Get ready for a long blog post--I've got lots of pictures for you today to illustrate some options we've put in Family ChArtist.
To start with you come across the first two tabs: "Choose Layout" and "Add Genealogy Info." We debated for a while which needed to come first, so you may do some flipping back and forth between these two tabs when you are first starting your chart. "Choose Layout" won out on being first, because when you go to manually create your chart, we needed to know which way to lay out the blank chart.
So the first thing you will want to choose is which style you want to create. We're releasing Family ChArtist version 1 with our two most popular styles. A regular right to left pedigree and a bowtie. You just click on the one you want.Then when you add your genealogy information on the next tab, you'll come up with something like this to start with:
At this point you may want to go back to the "Choose Layout" tab to check out some more of the options and tweak your chart a little. First you'll want to choose a paper and size (discussed in a previous blog post) And then you'll want to choose a box style (also discussed in a previous blog post.) All of these choices are available in the editing panel on the "Choose Layout" tab.
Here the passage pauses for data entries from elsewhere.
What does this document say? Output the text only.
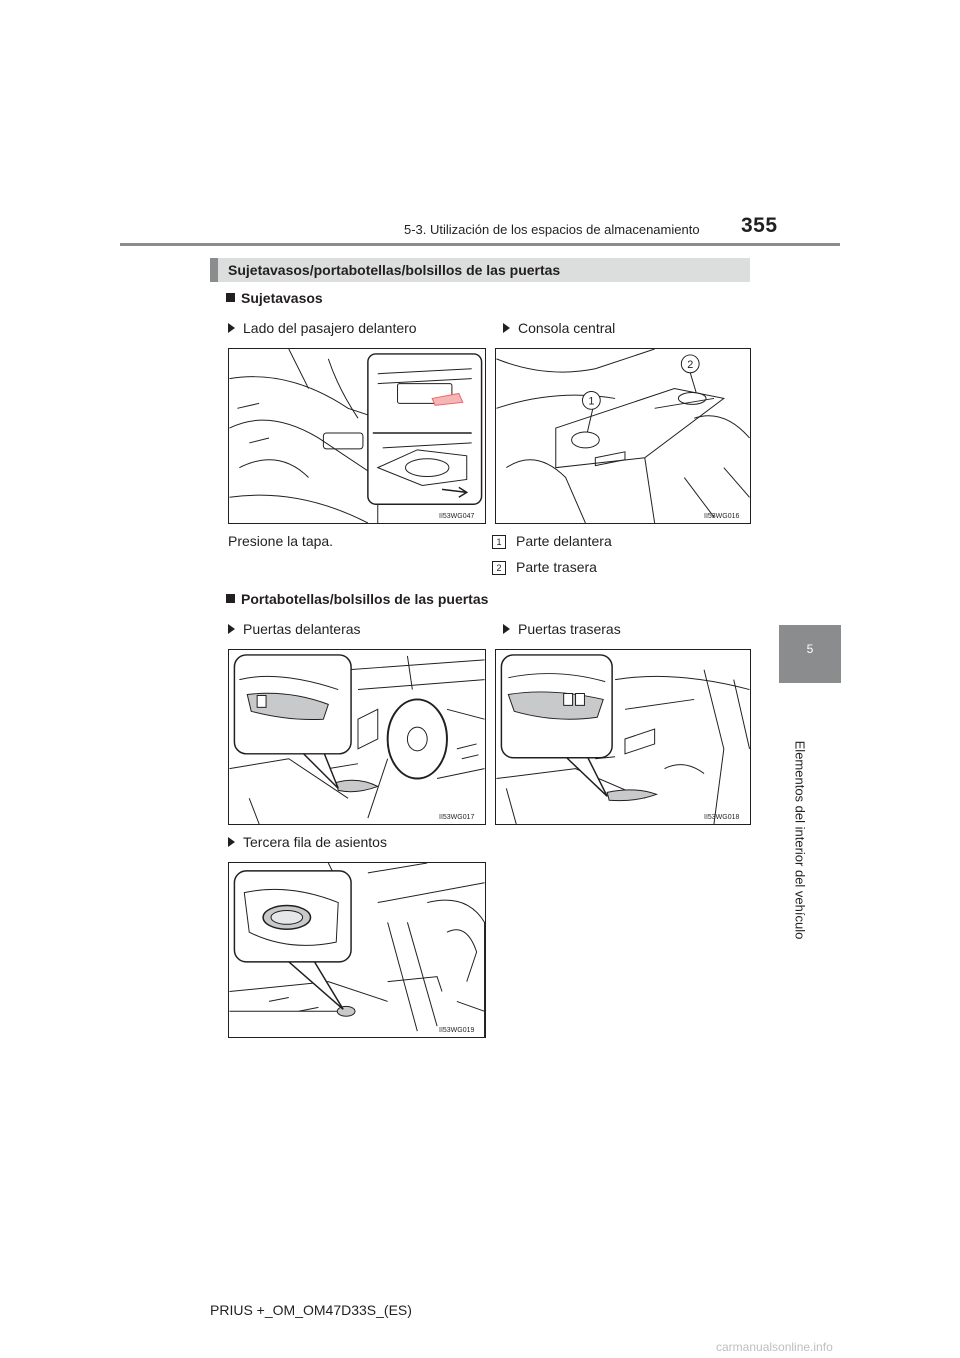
5-3. Utilización de los espacios de almacenamiento 355
5
Elementos del interior del vehículo
Sujetavasos/portabotellas/bolsillos de las puertas
Sujetavasos
Lado del pasajero delantero	Consola central
II53WG047
1
2
II53WG016
Presione la tapa.	1 Parte delantera
2 Parte trasera
Portabotellas/bolsillos de las puertas
Puertas delanteras	Puertas traseras
II53WG017	II53WG018
Tercera fila de asientos
II53WG019
PRIUS +_OM_OM47D33S_(ES)
carmanualsonline.info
Now, you sharp readers out there will notice something in the editing panel that we haven't talked about previously. The "Arrange chart information using:" section. This section of the editing panel gives you control over how the chart is laid out. The first two slide rules are about the space between the boxes. And the last slide rule is about the size of the box.
Let me show you some examples. First, with horizontal spacing, you can control the space between the generations like this:
Then with the vertical spacing, you control the spaces within a generation like the wide ones above, or this tight one here: (remember, keep your eyes on the spaces between the boxes. Between those two controls, you can shrink the chart size down to be able to use more of the space around it for decoration (below) or spread it out to take up all of the space on the chart.
Then there is box width. On this same chart, when I widen the boxes, it actually also shrinks the height of the chart because there aren't as many lines of text wrapping down to the next line. Like this:
Or I can shorten the width of the box and create a chart that is taller, but has more room on the sides for pictures or decorations, like this:
So you can see there is lots to play around with, even just on one style of chart. As you begin to decorate your chart, you can flip back and forth to be able to adjust the chart the way you want it. All sorts of options for your creativity.